Nordstrom swims, JCPenney sinks
Nordstrom Inc reported an earnings per diluted share for the second quarter of US95 cents, exceeding company expectations, and reflecting top-line growth across its full-price and off-price businesses, which increased by 4.1 per cent and 4 per cent respectively.
The company noted quarterly net earnings of US$162 million, compared with US$110 million for the same period in fiscal year 2017. This result was driven largely by higher sales volume, a lower effective tax rate and a new revenue recognition standard.
“Net income increased by 47.3 per cent,” said GlobalData Retail managing director Neil Saunders, who added that this healthy uplift was aided by less promotional activity and lower rates of discounting.
“Much of this is down to the fact that Nordstrom has worked hard to create a compelling and differentiated assortment, especially in fashion, which has both protected margins and stimulated sales growth.”
Sales from members of the retailer’s points-based rewards program, Nordstrom Rewards, represented 58 per cent of second-quarter sales, compared with 56 per cent a year ago.

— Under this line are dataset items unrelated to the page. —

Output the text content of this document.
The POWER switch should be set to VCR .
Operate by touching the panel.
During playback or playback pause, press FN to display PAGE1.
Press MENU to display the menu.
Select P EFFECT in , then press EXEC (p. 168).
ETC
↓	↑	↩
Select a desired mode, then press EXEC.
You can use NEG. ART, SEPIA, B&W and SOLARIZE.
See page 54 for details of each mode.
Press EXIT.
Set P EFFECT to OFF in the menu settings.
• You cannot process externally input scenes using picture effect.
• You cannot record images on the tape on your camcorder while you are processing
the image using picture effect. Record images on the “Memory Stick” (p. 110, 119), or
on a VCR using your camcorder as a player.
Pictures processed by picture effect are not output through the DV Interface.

“As other department stores suffer from the withdrawal of premium brands, Nordstrom has actively developed proprietary labels and partnerships [which] has allowed it to stand out in a sea of sameness and has given customers a reason to visit,” said Saunders.

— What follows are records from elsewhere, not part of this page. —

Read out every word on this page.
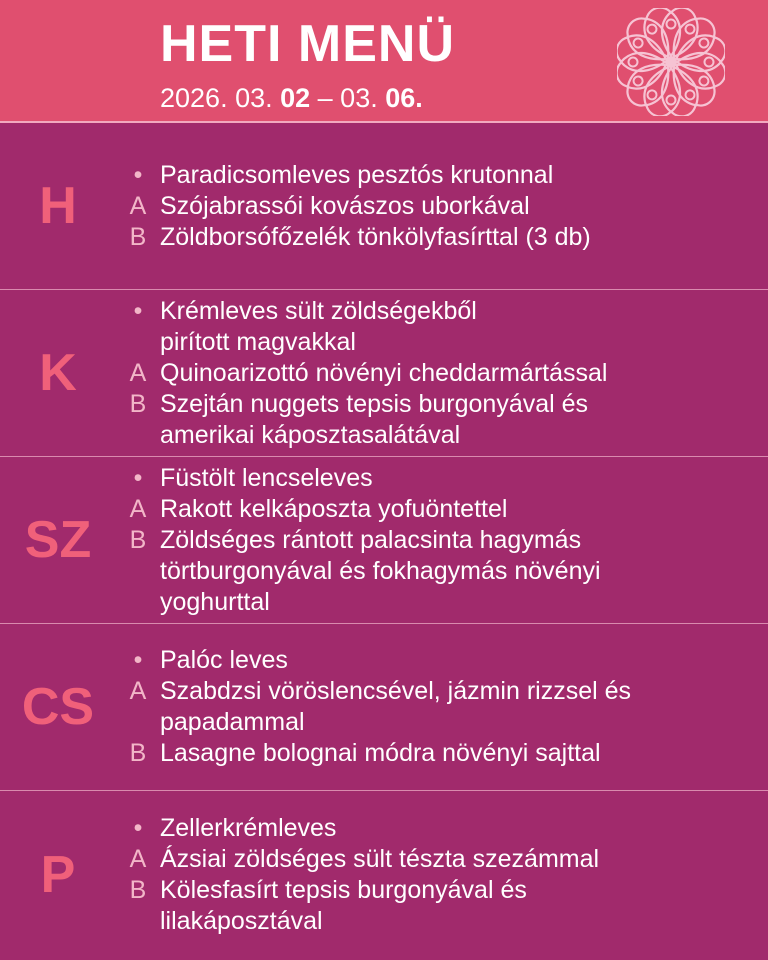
HETI MENÜ
2026. 03. 02 – 03. 06.
H
• Paradicsomleves pesztós krutonnal
A Szójabrassói kovászos uborkával
B Zöldborsófőzelék tönkölyfasírttal (3 db)
K
• Krémleves sült zöldségekből
pirított magvakkal
A Quinoarizottó növényi cheddarmártással
B Szejtán nuggets tepsis burgonyával és
amerikai káposztasalátával
SZ
• Füstölt lencseleves
A Rakott kelkáposzta yofuöntettel
B Zöldséges rántott palacsinta hagymás
törtburgonyával és fokhagymás növényi
yoghurttal
CS
• Palóc leves
A Szabdzsi vöröslencsével, jázmin rizzsel és
papadammal
B Lasagne bolognai módra növényi sajttal
P
• Zellerkrémleves
A Ázsiai zöldséges sült tészta szezámmal
B Kölesfasírt tepsis burgonyával és
lilakáposztával
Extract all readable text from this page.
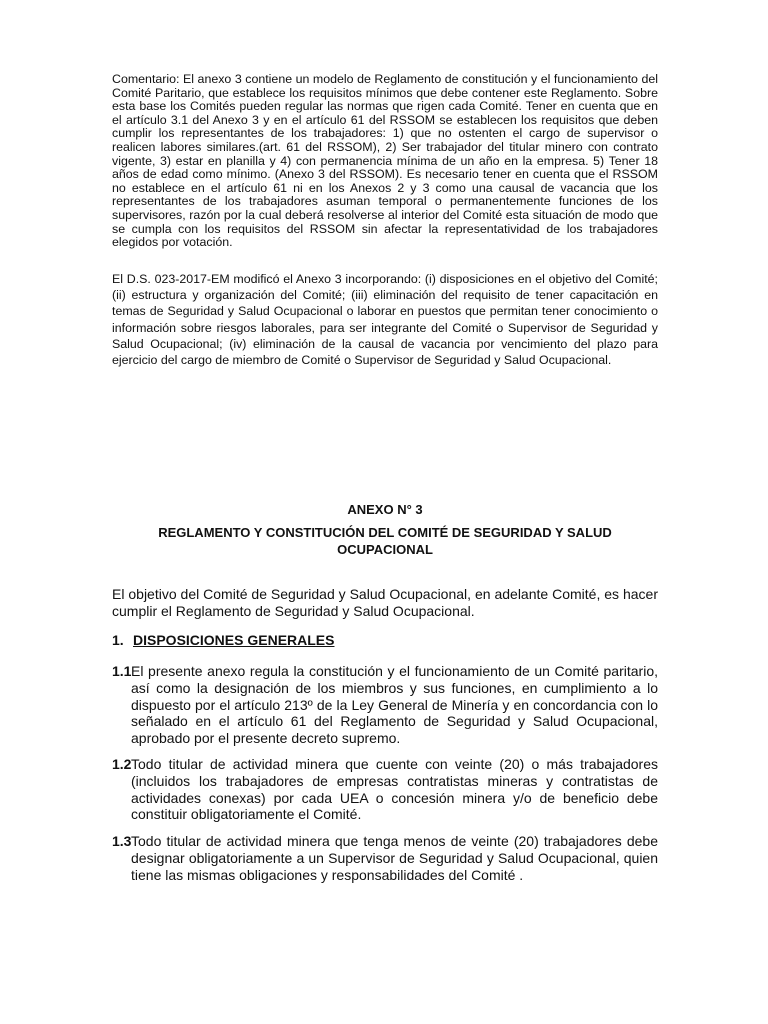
Comentario: El anexo 3 contiene un modelo de Reglamento de constitución y el funcionamiento del Comité Paritario, que establece los requisitos mínimos que debe contener este Reglamento. Sobre esta base los Comités pueden regular las normas que rigen cada Comité. Tener en cuenta que en el artículo 3.1 del Anexo 3 y en el artículo 61 del RSSOM se establecen los requisitos que deben cumplir los representantes de los trabajadores: 1) que no ostenten el cargo de supervisor o realicen labores similares.(art. 61 del RSSOM), 2) Ser trabajador del titular minero con contrato vigente, 3) estar en planilla y 4) con permanencia mínima de un año en la empresa. 5) Tener 18 años de edad como mínimo. (Anexo 3 del RSSOM). Es necesario tener en cuenta que el RSSOM no establece en el artículo 61 ni en los Anexos 2 y 3 como una causal de vacancia que los representantes de los trabajadores asuman temporal o permanentemente funciones de los supervisores, razón por la cual deberá resolverse al interior del Comité esta situación de modo que se cumpla con los requisitos del RSSOM sin afectar la representatividad de los trabajadores elegidos por votación.

El D.S. 023-2017-EM modificó el Anexo 3 incorporando: (i) disposiciones en el objetivo del Comité; (ii) estructura y organización del Comité; (iii) eliminación del requisito de tener capacitación en temas de Seguridad y Salud Ocupacional o laborar en puestos que permitan tener conocimiento o información sobre riesgos laborales, para ser integrante del Comité o Supervisor de Seguridad y Salud Ocupacional; (iv) eliminación de la causal de vacancia por vencimiento del plazo para ejercicio del cargo de miembro de Comité o Supervisor de Seguridad y Salud Ocupacional.

ANEXO N° 3
REGLAMENTO Y CONSTITUCIÓN DEL COMITÉ DE SEGURIDAD Y SALUD OCUPACIONAL

El objetivo del Comité de Seguridad y Salud Ocupacional, en adelante Comité, es hacer cumplir el Reglamento de Seguridad y Salud Ocupacional.

1. DISPOSICIONES GENERALES
1.1 El presente anexo regula la constitución y el funcionamiento de un Comité paritario, así como la designación de los miembros y sus funciones, en cumplimiento a lo dispuesto por el artículo 213º de la Ley General de Minería y en concordancia con lo señalado en el artículo 61 del Reglamento de Seguridad y Salud Ocupacional, aprobado por el presente decreto supremo.
1.2 Todo titular de actividad minera que cuente con veinte (20) o más trabajadores (incluidos los trabajadores de empresas contratistas mineras y contratistas de actividades conexas) por cada UEA o concesión minera y/o de beneficio debe constituir obligatoriamente el Comité.
1.3 Todo titular de actividad minera que tenga menos de veinte (20) trabajadores debe designar obligatoriamente a un Supervisor de Seguridad y Salud Ocupacional, quien tiene las mismas obligaciones y responsabilidades del Comité .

Digital sales increased by 23 per cent, with Saunders noting the retailer is still gaining share online, and has worked hard to create a seamless shopping process.
“In our view, its advanced thinking gives Nordstrom a significant opportunity to further improve the shopping experience across all channels and bolster its share.”
JCPenney struggles with focus
JC Penney, however, saw a net loss for the quarter of US$101 million, and an operating loss of US$36 million, resulting in a US32 cent loss per share.
Total net sales decreased 7.5 per cent to US$2.76 billion, primarily as a result of the closure of 141 stores in fiscal 2017.
“The most worrying thing about the results is that if JCP can’t perk itself up at a time when the retail mood is elevated, it suggests there are fundamental weaknesses in its position,” said Saunders, with the issue exacerbated by the lack of a proper leadership team following the departure of a number of executives, including CEO Marvin Ellison.
Saunders noted that the retailer no longer had a sense of what it wanted to be, and was unfocused and unsure of its strategy.
“The company has changed direction several times, first trying to attract younger shoppers, then younger mums, and now back to older shoppers.”
Comparable sales increased 0.3 per cent for the quarter, with top-performing categories including children’s, jewellery, Sephora, women’s apparel and salon.
“As ever, Sephora performed well and managed to drive both sales growth and pull in shoppers. However, JCP does not really deserve credit for this as it is merely reaping some of the benefits of another company’s brand strength,” said Saunders.